Blanco also said that holding the New Hampshire and Nevada primaries on the same date would send a negative message to Nevada’s large Latino population.

“If we want to build a stronger relationship with Latinos….then Nevada must stand alone on a date,” Blanco told the committee.

Though she read the long list of Nevada’s endorsers and spoke to the importance of Nevada’s diverse voting population, the RBC only honored the first part of her request. Washington’s David McDonald, however, asked that Western states, including Nevada, be given more consideration for future cycles and expressed concern about the shared date with New Hampshire. 

In an open letter to the RBC, Biden asked for the early state calendar to be changed to avoid both predominantly white states and states that hold caucuses — a double blow to Iowa, whose Democratic Party, despite slamming Biden’s request, lost their early spot.

“We must ensure that voters of color have a voice in choosing our nominee much earlier in the process and throughout the entire early window,” Biden said. “You cannot be the Democratic nominee and win a general election unless you have overwhelming support from voters of color – and that includes Black, Brown and Asian American & Pacific Islander voters. You should not be the Democratic nominee and win a general election unless you show working class Americans that you will fight for them and their families.”

Many of the points Biden made in his letter could apply to Nevada as easily as they could South Carolina, if not more so. Biden lamented that the party’s current calendar undervalued voters of color, working-class and union voters, and voters from a mix of urban, suburban and rural areas. 

South Carolina’s Black population is bigger, as a percentage, than Nevada’s, but the Hispanic and Asian American populations in Nevada are much bigger than South Carolina’s, and Nevada, unlike South Carolina, is majority-minority. Nevada’s workforce also routinely ranks as among the most working-class and unionized in the country.

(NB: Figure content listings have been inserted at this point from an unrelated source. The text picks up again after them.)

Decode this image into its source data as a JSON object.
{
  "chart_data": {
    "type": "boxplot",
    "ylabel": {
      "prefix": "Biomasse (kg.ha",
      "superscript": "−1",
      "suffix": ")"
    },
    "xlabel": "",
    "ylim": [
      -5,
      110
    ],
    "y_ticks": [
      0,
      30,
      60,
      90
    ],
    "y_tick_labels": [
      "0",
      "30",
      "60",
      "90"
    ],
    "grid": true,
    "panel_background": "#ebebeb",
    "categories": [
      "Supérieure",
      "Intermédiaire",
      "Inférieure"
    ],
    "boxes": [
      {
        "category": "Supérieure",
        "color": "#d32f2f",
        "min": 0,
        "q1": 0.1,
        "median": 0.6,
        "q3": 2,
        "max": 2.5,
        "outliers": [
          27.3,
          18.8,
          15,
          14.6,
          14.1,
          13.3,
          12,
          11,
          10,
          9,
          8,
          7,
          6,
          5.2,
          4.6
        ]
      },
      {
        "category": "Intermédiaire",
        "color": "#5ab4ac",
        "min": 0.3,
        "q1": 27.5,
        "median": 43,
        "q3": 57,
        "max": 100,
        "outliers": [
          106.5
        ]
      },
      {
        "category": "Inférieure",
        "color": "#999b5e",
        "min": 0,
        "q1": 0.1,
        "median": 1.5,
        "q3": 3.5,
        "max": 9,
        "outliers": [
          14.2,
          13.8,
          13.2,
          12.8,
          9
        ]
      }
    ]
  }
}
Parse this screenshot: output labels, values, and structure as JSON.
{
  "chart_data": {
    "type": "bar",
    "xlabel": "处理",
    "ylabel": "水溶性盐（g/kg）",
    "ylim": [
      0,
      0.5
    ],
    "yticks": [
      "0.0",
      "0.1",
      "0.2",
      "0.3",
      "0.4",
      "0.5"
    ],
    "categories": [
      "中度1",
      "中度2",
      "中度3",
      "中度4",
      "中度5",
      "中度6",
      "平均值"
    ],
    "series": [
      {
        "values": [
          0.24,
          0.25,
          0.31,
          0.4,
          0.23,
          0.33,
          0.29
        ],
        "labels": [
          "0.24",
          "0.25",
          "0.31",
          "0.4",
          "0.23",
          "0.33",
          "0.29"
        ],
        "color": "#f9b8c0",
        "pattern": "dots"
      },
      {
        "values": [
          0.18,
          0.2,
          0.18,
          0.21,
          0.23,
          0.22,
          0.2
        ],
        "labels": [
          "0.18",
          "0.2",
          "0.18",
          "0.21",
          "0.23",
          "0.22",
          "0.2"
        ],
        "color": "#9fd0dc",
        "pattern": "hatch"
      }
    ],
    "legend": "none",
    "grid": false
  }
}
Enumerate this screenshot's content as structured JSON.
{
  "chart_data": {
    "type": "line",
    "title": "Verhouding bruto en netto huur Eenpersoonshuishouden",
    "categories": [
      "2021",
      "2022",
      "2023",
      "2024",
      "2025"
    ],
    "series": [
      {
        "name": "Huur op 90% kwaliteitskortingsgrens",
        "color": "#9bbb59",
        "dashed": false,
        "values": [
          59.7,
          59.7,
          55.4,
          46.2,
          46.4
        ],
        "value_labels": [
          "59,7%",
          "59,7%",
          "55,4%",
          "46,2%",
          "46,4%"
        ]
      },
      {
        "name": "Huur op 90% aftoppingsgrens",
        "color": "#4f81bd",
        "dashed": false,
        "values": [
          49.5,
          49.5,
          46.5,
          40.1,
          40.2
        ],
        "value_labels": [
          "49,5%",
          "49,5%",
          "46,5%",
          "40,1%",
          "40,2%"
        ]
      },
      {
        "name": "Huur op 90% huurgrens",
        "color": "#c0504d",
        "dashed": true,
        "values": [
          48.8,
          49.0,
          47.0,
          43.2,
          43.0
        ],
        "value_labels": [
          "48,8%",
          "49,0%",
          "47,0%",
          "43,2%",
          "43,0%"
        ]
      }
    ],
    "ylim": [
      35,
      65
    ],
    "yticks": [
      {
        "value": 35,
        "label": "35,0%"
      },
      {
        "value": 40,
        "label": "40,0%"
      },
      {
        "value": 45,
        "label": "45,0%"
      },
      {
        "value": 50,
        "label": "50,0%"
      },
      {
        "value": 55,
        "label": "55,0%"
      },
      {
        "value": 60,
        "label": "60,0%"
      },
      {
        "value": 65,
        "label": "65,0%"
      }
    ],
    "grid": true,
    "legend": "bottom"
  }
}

But South Carolina’s primary is particularly significant to Biden. It was the first state he won during the 2020 primaries — and ever, in his three presidential runs. He finished a distant fourth in Iowa and an even-worse fifth in New Hampshire. Biden gained some momentum in Nevada, finishing second, but Sen. Bernie Sanders (D-VT)’s win in the Silver State, on the strength of his support from Latino voters, cast doubt on Biden’s ability to defeat the seemingly surging Sanders. 

Biden’s campaign was saved in the Palmetto State, where he earned a critical endorsement from Rep. Jim Clyburn (D-SC) and proved his popularity with Black voters. He gained a lead he never relinquished, sweeping most of the Super Tuesday states and locking up the nomination.

Biden has not yet officially declared for 2024, but he’s expected to run for re-election. Any Democratic challenger would have to defy history to topple him, but by moving South Carolina to the front, Biden would make the path of anyone who dared to challenge him even more implausible.

Beyond 2024, Biden also asked the RBC to review the calendar every four years and update it to reflect the party’s current values, so that the new schedule is not as entrenched as its predecessor.

Nevada Democratic Chair Judith Whitmer told The Nevada Independent in a statement that the RBC should make Nevada first regardless.

“Following our party’s historic triumph in November, we’ve proven once again that the path to the White House should start in Nevada,” Whitmer said. “Our historic reversal of midterm trends in this all-important election reaffirms what the DNC already knows: It’s time to put real representation and diversity at the heart of our presidential primary process by making Nevada first in the nation.”

But the RBC, as expected, put the wishes of their party’s president above the wishes of Nevada Democrats.

This story was updated at 1:55 p.m. on 12/2/22 to reflect votes of the RBC.